Another well-known location is Reynisfjara, or the Black Sand Beach, located outside of Höfn. This spot is famous not just for its puffin colony but also for its landscape, which features stunning basalt columns and a breathtaking sea arch. It's a good place for puffin-spotting, though it requires a little more luck than the Westman Islands. Puffins are monogamous creatures that return to the same burrows every year to nest, and the birds that live at the Black Sand Beach are a bit less punctual--they arrive a little later in the year and leave a little earlier. We visit this beach on our Iceland Classic Multi-Adventure tour, and in August it's a treat to see the baby puffins--called pufflings!--taking their first trips out of the nest with a swooping flight over the beach followed by an elegant splash into the sea.

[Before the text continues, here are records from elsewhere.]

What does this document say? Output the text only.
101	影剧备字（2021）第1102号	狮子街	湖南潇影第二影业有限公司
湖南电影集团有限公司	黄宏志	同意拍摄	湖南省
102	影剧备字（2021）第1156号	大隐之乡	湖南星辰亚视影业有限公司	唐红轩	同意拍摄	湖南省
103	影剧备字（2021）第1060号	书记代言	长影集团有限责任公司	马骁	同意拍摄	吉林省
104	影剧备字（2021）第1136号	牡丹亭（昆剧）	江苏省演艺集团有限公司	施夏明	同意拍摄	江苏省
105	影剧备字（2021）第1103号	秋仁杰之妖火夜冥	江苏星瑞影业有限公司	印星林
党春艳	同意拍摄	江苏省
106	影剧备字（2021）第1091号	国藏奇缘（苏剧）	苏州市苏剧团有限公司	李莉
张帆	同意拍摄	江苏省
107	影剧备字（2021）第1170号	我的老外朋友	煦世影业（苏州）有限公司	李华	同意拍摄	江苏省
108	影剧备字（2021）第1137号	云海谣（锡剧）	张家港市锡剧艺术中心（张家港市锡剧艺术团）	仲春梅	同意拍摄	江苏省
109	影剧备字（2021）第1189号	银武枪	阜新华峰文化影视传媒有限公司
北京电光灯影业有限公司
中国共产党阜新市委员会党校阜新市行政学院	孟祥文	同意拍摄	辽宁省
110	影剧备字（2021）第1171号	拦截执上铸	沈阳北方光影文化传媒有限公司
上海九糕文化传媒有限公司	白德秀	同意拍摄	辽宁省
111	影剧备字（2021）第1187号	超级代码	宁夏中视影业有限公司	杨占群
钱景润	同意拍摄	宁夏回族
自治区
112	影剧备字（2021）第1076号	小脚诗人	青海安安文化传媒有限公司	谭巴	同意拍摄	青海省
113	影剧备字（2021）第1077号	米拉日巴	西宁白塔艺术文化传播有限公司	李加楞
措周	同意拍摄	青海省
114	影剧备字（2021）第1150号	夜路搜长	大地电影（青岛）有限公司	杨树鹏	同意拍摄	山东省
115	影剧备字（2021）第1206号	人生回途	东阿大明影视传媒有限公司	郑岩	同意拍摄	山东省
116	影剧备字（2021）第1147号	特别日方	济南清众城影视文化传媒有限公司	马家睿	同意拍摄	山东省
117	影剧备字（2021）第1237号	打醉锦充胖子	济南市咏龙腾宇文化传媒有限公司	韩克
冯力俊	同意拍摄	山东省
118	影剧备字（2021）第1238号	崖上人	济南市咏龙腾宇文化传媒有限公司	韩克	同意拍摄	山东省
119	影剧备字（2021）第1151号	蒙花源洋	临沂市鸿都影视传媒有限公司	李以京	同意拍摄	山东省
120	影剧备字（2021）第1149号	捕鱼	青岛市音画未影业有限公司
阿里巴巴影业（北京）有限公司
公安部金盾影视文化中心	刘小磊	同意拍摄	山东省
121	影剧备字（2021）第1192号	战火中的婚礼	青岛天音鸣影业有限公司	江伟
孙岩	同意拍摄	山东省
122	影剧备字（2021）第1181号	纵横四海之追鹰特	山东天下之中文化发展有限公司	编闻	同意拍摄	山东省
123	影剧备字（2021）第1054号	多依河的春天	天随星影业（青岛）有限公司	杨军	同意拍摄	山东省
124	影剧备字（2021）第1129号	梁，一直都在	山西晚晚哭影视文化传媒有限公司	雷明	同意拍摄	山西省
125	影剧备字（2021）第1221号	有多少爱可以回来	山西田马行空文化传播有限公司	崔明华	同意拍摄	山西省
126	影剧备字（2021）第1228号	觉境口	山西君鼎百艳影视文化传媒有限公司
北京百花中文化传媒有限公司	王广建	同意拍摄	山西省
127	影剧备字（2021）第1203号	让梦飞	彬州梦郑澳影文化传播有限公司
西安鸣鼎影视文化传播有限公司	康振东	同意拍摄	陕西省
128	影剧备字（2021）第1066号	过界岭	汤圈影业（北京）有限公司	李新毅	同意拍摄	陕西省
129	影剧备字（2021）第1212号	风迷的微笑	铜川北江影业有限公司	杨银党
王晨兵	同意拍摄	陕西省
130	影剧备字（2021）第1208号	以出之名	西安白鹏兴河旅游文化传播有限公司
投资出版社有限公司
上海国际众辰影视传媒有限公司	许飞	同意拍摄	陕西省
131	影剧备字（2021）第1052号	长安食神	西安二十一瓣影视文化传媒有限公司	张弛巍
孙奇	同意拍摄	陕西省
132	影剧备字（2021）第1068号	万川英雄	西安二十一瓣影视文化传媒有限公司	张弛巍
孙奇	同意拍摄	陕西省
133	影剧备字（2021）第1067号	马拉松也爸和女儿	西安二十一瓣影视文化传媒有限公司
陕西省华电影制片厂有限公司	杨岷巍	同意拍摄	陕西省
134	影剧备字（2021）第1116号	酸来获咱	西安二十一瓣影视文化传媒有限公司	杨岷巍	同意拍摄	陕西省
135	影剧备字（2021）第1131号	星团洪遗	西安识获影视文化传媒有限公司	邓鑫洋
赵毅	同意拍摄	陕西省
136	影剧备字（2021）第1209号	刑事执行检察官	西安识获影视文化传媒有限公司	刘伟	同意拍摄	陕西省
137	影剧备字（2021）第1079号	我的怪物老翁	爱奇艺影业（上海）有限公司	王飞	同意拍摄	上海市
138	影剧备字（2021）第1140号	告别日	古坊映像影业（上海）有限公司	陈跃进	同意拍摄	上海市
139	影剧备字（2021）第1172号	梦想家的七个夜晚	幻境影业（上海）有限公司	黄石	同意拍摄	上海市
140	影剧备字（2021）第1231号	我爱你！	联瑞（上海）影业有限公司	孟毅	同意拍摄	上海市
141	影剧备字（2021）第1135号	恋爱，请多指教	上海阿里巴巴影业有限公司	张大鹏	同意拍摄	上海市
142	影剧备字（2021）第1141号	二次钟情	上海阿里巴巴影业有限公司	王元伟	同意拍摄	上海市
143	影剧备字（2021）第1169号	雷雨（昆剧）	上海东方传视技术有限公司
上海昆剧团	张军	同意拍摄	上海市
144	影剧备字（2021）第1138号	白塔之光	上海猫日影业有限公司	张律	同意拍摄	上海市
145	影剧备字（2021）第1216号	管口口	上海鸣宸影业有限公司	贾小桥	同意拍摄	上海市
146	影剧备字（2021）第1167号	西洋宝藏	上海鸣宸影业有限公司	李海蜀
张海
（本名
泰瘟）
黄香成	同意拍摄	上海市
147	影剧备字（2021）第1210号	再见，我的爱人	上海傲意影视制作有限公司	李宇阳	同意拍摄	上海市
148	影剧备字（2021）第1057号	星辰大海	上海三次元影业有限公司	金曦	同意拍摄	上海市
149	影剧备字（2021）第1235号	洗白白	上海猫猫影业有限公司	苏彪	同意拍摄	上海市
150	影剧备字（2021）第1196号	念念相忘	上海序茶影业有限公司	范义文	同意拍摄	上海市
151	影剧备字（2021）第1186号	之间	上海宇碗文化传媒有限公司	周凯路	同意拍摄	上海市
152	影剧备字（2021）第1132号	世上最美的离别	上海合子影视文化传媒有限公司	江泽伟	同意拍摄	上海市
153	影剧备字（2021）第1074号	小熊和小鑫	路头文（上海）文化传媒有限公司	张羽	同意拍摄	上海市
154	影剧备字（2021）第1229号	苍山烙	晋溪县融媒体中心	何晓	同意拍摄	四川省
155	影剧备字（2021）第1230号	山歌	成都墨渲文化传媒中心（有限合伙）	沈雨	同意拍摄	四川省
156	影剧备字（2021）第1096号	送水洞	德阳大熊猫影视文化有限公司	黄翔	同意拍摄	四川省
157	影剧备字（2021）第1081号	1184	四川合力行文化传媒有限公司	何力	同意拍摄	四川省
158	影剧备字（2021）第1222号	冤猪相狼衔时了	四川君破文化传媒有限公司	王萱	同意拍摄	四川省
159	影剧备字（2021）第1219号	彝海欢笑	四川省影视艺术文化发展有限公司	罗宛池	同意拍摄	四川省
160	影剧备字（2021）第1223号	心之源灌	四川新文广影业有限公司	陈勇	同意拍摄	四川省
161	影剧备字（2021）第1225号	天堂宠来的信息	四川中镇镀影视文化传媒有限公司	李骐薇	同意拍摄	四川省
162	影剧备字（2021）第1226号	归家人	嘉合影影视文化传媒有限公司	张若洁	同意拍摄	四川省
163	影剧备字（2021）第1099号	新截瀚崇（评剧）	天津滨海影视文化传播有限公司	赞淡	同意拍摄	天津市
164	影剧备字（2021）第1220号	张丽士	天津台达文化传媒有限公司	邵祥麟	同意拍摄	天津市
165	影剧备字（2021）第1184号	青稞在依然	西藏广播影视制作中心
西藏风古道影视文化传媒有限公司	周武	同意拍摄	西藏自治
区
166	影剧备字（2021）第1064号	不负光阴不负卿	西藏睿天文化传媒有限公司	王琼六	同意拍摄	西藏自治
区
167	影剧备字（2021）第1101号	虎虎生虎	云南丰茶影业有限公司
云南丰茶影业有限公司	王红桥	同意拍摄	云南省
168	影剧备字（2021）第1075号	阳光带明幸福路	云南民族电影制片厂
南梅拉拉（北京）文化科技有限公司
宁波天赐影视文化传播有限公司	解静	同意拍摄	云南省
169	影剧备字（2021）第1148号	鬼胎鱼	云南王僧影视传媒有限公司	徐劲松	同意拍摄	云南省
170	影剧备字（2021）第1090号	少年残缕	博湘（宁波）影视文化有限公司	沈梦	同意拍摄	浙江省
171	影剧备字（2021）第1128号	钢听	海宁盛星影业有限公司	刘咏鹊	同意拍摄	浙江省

Grímsey Island, set off Iceland's northern coast, is also a great place to see puffins. Grímsey is the only part of the country that's technically located in the Arctic Circle, and it's one of the best locations in the world for birdwatching. Less than 100 people live on the island, which is dominated by the more than 60 species of cliff-nesting birds. One of the largest puffin colonies in Iceland lives on Grímsey, so you have a good shot of a spotting, but beware: because the island is so far north, the birds leave earlier in the summer. So if you're planning a trip to Grímsey, June or July will be your best bet. To get there, you can take a flight from Reykjavík or a ferry from Akureyri, or you can join us on one of our Iceland Ocean Cruise tours, which stop at this remote island for a day of hiking and birdwatching.
Occasionally, you can even find puffins in the streets of Reykjavík! Pufflings, on their first migration out to sea, will sometimes get lost and, distracted by the artificial lights of the city, end up confused on a sidewalk somewhere. In the late summer, "puffin patrols" of local children walk the streets of Icelandic towns, helping lost birds find their way back to the ocean.
Now you're a puffin-spotting expert. Go forth with your telephoto lenses, your rain gear and your sunny optimism. Be careful on top of the cliffs. Be respectful of the puffins' habitats. Be brave. And be a little bit lucky.